No programa Ponto de Vista, da revista VEJA, apresentado por Laísa Dall’Agnol, o professor do Ibmec analisa o cenário político projetado por aliados do ex-presidente Jair Bolsonaro, que defendem a eleição de senadores alinhados para levar adiante pedidos de impeachment contra ministros do STF, especialmente após o julgamento da trama golpista.
Para Cerqueira, a tendência de crescimento do centro-direita e da direita no Congresso é real, mas isso não significa, necessariamente, disposição política para abrir uma crise institucional.
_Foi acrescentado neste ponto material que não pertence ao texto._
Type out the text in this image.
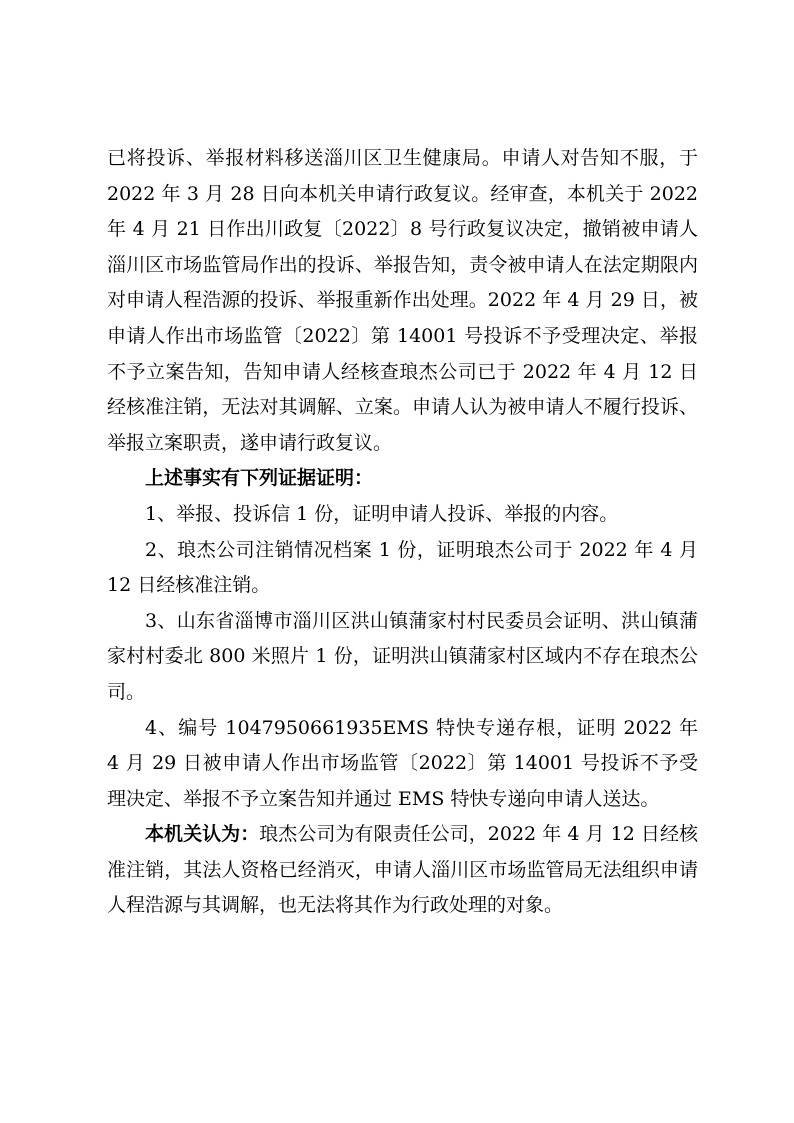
已将投诉、举报材料移送淄川区卫生健康局。申请人对告知不服，于 2022 年 3 月 28 日向本机关申请行政复议。经审查，本机关于 2022 年 4 月 21 日作出川政复〔2022〕8 号行政复议决定，撤销被申请人淄川区市场监管局作出的投诉、举报告知，责令被申请人在法定期限内对申请人程浩源的投诉、举报重新作出处理。2022 年 4 月 29 日，被申请人作出市场监管〔2022〕第 14001 号投诉不予受理决定、举报不予立案告知，告知申请人经核查琅杰公司已于 2022 年 4 月 12 日经核准注销，无法对其调解、立案。申请人认为被申请人不履行投诉、举报立案职责，遂申请行政复议。

上述事实有下列证据证明：

1、举报、投诉信 1 份，证明申请人投诉、举报的内容。

2、琅杰公司注销情况档案 1 份，证明琅杰公司于 2022 年 4 月 12 日经核准注销。

3、山东省淄博市淄川区洪山镇蒲家村村民委员会证明、洪山镇蒲家村村委北 800 米照片 1 份，证明洪山镇蒲家村区域内不存在琅杰公司。

4、编号 1047950661935EMS 特快专递存根，证明 2022 年 4 月 29 日被申请人作出市场监管〔2022〕第 14001 号投诉不予受理决定、举报不予立案告知并通过 EMS 特快专递向申请人送达。

本机关认为：琅杰公司为有限责任公司，2022 年 4 月 12 日经核准注销，其法人资格已经消灭，申请人淄川区市场监管局无法组织申请人程浩源与其调解，也无法将其作为行政处理的对象。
“Mesmo com um Senado mais à direita, não vejo hoje apelo suficiente para um confronto direto com o Supremo”, afirma.
O analista diz que a aprovação do PL da Dosimetria pode reduzir a temperatura política e esvaziar motivações ligadas a ressentimentos do passado, abrindo espaço para uma agenda mais pragmática nos próximos anos.
“A pacificação passa justamente por encerrar esse capítulo e avançar para uma agenda econômica e institucional”, avalia.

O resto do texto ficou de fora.